You're kidding. Jeez Louise. It's quiet in there..,..but I do like picnics. Tell them to hurry back - my sarcastic inner monologue is just about the best thing I have going for me.

There is nothing to writing. You just sit at the typewriter and bleed. Ernest Hemmingway


Long form script:

I write about my obsessions. The things that haunt me. The things I can't forget. Won't forget. Due to magnetism, mesmerism or chemical re-action. They are stories I carry in my body waiting to be released. Like guinea worms, they burrow in my brain. Better out than in. This is one. About BDSM.

 Smile and the world smiles with you. Cry and you cry alone. Ah, but what happens if you want punishment. Because it's all your fault. Well, then I send out a search party looking for dark energy. Two-headed alien beasts in Alpha Centauri wake up for that kind of energy. 

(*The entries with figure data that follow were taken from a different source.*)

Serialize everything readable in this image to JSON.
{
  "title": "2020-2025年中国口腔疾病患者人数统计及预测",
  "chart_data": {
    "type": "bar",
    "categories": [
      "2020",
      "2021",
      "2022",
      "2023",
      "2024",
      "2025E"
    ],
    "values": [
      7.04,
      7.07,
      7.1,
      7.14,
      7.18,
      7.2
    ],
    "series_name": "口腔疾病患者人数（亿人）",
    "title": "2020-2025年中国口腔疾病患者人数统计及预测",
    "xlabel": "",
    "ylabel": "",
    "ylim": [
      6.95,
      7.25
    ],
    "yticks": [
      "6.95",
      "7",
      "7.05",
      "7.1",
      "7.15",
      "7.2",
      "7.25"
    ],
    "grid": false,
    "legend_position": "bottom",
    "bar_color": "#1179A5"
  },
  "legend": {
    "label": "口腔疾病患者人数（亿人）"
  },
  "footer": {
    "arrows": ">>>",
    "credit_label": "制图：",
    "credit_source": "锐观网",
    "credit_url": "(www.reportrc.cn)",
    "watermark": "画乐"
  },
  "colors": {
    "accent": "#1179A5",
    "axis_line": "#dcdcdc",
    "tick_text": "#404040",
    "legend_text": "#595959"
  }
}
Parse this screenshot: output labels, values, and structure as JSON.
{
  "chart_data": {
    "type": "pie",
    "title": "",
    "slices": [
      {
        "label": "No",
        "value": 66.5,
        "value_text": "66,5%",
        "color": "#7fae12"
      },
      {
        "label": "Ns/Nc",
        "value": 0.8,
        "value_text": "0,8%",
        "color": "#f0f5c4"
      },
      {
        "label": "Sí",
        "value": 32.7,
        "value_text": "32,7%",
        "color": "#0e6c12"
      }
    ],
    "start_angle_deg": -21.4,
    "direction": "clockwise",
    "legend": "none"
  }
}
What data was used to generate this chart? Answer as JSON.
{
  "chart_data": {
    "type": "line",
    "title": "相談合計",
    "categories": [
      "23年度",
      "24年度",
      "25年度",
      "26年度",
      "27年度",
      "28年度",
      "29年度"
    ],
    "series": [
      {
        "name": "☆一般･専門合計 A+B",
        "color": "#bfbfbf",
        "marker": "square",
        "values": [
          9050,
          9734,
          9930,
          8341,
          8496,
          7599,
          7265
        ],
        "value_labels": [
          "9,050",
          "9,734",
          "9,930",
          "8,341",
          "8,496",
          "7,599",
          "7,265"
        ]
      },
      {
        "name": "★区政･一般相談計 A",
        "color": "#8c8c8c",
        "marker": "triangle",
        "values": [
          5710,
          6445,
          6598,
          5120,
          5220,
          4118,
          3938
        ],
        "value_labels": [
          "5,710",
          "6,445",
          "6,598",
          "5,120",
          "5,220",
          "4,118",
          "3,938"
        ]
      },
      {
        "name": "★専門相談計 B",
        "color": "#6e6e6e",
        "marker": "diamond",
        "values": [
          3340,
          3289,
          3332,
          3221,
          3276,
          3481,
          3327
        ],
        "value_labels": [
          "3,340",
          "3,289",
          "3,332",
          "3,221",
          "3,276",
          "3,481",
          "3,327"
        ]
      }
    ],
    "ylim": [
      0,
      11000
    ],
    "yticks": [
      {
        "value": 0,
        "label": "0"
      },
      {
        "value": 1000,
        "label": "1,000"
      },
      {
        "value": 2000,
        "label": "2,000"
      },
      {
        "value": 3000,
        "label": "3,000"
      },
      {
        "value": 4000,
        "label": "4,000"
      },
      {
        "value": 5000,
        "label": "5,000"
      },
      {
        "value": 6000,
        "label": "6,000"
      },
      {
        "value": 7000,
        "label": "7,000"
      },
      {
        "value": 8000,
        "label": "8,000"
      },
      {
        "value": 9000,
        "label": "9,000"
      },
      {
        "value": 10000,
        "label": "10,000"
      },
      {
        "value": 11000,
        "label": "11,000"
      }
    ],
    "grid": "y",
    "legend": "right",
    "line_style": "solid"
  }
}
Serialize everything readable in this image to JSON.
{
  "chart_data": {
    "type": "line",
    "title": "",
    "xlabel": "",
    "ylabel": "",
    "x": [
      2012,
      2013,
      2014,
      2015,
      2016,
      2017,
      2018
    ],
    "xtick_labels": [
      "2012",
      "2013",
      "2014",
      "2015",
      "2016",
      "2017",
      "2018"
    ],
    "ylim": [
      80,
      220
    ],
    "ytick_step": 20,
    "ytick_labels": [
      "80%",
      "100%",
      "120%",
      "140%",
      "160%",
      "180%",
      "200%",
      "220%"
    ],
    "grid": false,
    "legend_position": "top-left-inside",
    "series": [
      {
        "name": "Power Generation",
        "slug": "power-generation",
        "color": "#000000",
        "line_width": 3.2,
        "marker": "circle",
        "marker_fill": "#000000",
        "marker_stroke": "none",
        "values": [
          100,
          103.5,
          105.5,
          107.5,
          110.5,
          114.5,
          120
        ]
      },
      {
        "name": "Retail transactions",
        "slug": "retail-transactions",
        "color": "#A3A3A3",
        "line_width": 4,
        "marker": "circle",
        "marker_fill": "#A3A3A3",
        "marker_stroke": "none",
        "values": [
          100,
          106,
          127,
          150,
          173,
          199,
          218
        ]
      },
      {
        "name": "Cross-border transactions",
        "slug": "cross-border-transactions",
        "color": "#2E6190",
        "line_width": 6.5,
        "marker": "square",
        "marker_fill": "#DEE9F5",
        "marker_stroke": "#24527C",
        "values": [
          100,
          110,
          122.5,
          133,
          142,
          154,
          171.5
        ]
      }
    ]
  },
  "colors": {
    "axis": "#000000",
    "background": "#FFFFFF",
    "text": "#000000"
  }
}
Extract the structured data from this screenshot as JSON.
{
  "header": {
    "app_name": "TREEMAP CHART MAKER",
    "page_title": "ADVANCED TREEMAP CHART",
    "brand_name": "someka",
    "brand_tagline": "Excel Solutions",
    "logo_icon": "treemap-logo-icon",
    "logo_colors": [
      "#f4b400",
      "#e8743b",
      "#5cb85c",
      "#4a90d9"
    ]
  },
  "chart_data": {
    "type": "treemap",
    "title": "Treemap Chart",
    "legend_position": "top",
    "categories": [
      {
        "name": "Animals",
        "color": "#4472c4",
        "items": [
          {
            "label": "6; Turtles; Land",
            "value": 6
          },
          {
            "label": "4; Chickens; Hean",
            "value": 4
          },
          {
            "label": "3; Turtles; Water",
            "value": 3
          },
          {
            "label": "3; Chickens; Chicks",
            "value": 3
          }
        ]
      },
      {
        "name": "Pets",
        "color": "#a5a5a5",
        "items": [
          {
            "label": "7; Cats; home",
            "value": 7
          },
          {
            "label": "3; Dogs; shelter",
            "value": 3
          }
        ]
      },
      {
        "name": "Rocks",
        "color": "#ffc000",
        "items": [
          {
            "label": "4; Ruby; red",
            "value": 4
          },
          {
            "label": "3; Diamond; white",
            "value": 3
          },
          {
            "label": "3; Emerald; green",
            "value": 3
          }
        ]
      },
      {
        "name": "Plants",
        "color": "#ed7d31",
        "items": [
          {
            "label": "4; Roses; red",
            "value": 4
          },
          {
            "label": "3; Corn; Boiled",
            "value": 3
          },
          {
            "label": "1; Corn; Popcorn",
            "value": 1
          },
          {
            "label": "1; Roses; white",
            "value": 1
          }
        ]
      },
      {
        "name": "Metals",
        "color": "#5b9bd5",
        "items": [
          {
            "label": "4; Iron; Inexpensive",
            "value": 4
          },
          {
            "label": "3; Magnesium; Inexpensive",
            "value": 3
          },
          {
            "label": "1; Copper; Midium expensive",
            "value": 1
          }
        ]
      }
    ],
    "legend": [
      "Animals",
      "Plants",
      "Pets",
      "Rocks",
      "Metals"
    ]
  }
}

I keep encountering these things. Shame. Regret. Confusion. I get used to them. I even start to miss them if they go away. I feel strangely ill at ease in their absence because we have spent so long together cultivating psychological chaos. The ability to reduce my awareness level of any other emotion has become an intricate part of my personality. I use the same inner-resource to block out emotional angst. I am very good at multi-tasking numbness.

There is an old saying, 'If things are going well, steel yourself. Sooner or later, they're going to get worse. If things are going badly, I cheer. Because I deserve that. A very natural law dictates that it shall be so. Truth. I probably want it, and that's what I fight every day. 

I live in a fantasy world. A bubble that my imagination has created for myself. There I can see things the way I want to. And I can tease all my Sisyphean shame into my preferred punishment.

I want to be captured by figments and phantoms. Taken to a room of mirrors. Filled with no hopes & no will. Just deja vu. Watching me. I am only for them. They can do with me what they like. Because I deserve nothing better

This is my fantasy

Read between the lines. You'll figure out what I'm fantasing about. The number one fantasy women have - according to reputable polls. And it is true for this focus group of one.  

But not for the same reasons. I got some different reasons.